Les banques espagnoles résisteraient pour moitié à une grave crise économique
Après avoir passé au crible quatorze groupes bancaires espagnols, le cabinet d’audit indépendant Oliver Wyman a établi leurs besoins en capitaux à 59,3 milliards d’euros dans le cas d’une très grave crise économique. Ces conclusions sont comparables aux chiffres de l’audit plus général mené en juin dernier par Oliver Wyman et Roland Berger. Les besoins avaient alors été estimés entre 51 et 62 milliards.
Le stress test de l’auditeur américain sur les quatorze établissements représentant 90% du système bancaire espagnol n’est pourtant pas aussi réjouissant. Dans un scénario économique très adverse, seule la moitié des établissements résisterait à un recul du PIB de 6,5% jusqu’en 2014 et à des exigences de fonds propres établies à 6%. Selon la Banque d’Espagne, neuf groupes s’en sortiraient dans un scénario envisageant un repli du PIB de 1,7% en trois ans et des exigences de fonds propres à 9%.
Banco Santander, BBVA, La Caixa, Sabadell, Kutxabank, Bankinter et Unicaja, les «sept groupes, représentant plus de 62% du portefeuille de crédits analysés», résisteraient au test le plus dur, le troisième en trois ans. Selon une classification établie dans le protocole d’intention (MoU), ces bons élèves seraient placés dans un premier groupe.
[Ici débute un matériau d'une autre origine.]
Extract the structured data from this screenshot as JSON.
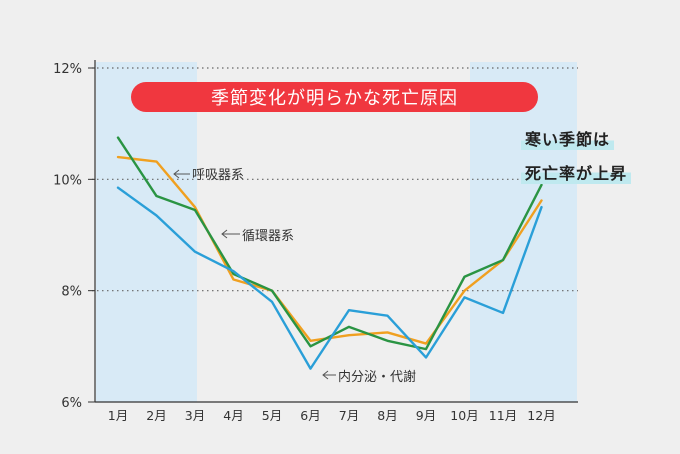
{
  "chart_data": {
    "type": "line",
    "title": "季節変化が明らかな死亡原因",
    "categories": [
      "1月",
      "2月",
      "3月",
      "4月",
      "5月",
      "6月",
      "7月",
      "8月",
      "9月",
      "10月",
      "11月",
      "12月"
    ],
    "y_ticks": [
      "6%",
      "8%",
      "10%",
      "12%"
    ],
    "ylim": [
      6,
      12
    ],
    "grid": "dotted horizontal lines at 8%, 10%, 12%",
    "highlight_periods": [
      "1月-3月",
      "10月-12月"
    ],
    "highlight_color": "#d8eaf6",
    "series": [
      {
        "name": "呼吸器系",
        "color": "#f0a020",
        "values": [
          10.4,
          10.32,
          9.5,
          8.2,
          8.0,
          7.1,
          7.2,
          7.25,
          7.05,
          8.0,
          8.55,
          9.62
        ]
      },
      {
        "name": "循環器系",
        "color": "#2a9443",
        "values": [
          10.75,
          9.7,
          9.45,
          8.3,
          8.0,
          7.0,
          7.35,
          7.1,
          6.95,
          8.25,
          8.55,
          9.9
        ]
      },
      {
        "name": "内分泌・代謝",
        "color": "#2a9fd8",
        "values": [
          9.85,
          9.35,
          8.7,
          8.35,
          7.8,
          6.6,
          7.65,
          7.55,
          6.8,
          7.88,
          7.6,
          9.5
        ]
      }
    ],
    "annotations": [
      "寒い季節は",
      "死亡率が上昇"
    ]
  }
}
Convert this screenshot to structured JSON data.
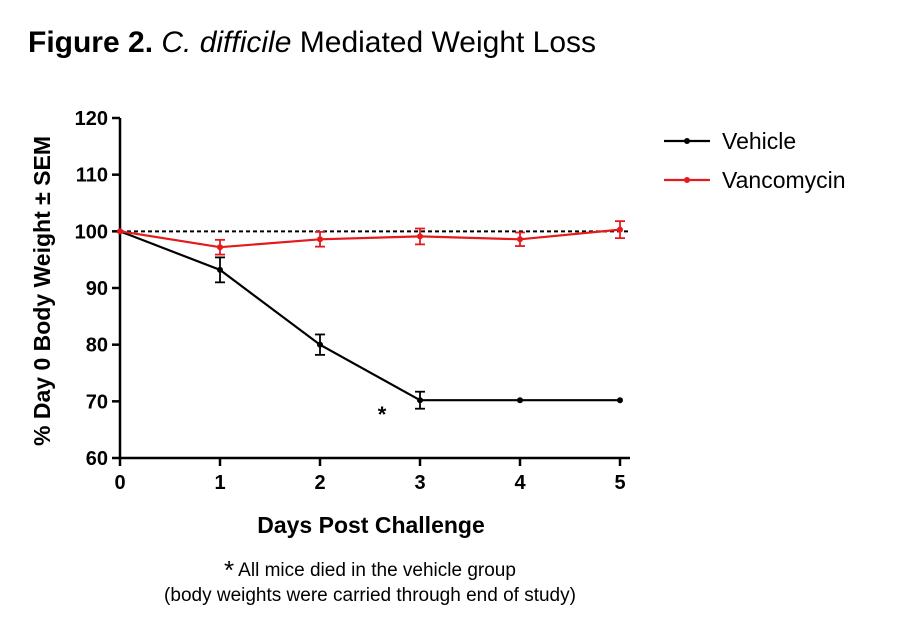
{
  "title": {
    "prefix": "Figure 2.",
    "organism": "C. difficile",
    "suffix": "Mediated Weight Loss"
  },
  "chart_data": {
    "type": "line",
    "xlabel": "Days Post Challenge",
    "ylabel": "% Day 0 Body Weight ± SEM",
    "x": [
      0,
      1,
      2,
      3,
      4,
      5
    ],
    "xlim": [
      0,
      5.1
    ],
    "ylim": [
      60,
      120
    ],
    "xticks": [
      0,
      1,
      2,
      3,
      4,
      5
    ],
    "yticks": [
      60,
      70,
      80,
      90,
      100,
      110,
      120
    ],
    "reference_line": {
      "y": 100,
      "style": "dashed",
      "color": "#000000"
    },
    "legend_position": "top-right",
    "series": [
      {
        "name": "Vehicle",
        "color": "#000000",
        "values": [
          100,
          93.2,
          80,
          70.2,
          70.2,
          70.2
        ],
        "sem": [
          0,
          2.2,
          1.8,
          1.5,
          0,
          0
        ]
      },
      {
        "name": "Vancomycin",
        "color": "#e41a1c",
        "values": [
          100,
          97.2,
          98.6,
          99.1,
          98.6,
          100.3
        ],
        "sem": [
          0,
          1.3,
          1.3,
          1.4,
          1.2,
          1.5
        ]
      }
    ],
    "annotations": [
      {
        "text": "*",
        "x": 2.62,
        "y": 68.5
      }
    ]
  },
  "footnote": {
    "marker": "*",
    "line1": "All mice died in the vehicle group",
    "line2": "(body weights were carried through end of study)"
  }
}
Les mauvais élèves rentreraient dans le deuxième groupe, celui des banques sous perfusion publique obligées de présenter un plan de restructuration et transférer leurs actifs problématiques à la bad bank. Y figurent Bankia, dont le déficit est, selon Oliver Wyman, de 24,7 milliards d’euros, Catalunya Banc, NGC Banco et Banco de Valencia, toutes sous la tutelle du fonds de restructuration bancaire (Frob). A elles seules, elles absorberaient 86% des 59,3 milliards d’euros en besoins estimés.
Le troisième groupe comprendrait Banco Popular, BMN ainsi que le groupe fusionné entre Ibercaja, Liberbank et Caja 3, qui auront jusqu’au 30 juin 2013 pour se recapitaliser. Angel Ron, président de Banco Popular, certainement mécontent du classement, n’a pas caché ses doutes sur l’utilité des tests: «C’est comme si on prenait un médicament très aggressif avant même d’être tombé malade», a-t-il souligné. Mais de sources concordantes, le conseil d’administration de la banque a approuvé hier une augmentation de capital pouvant atteindre 2,5 milliards d’euros.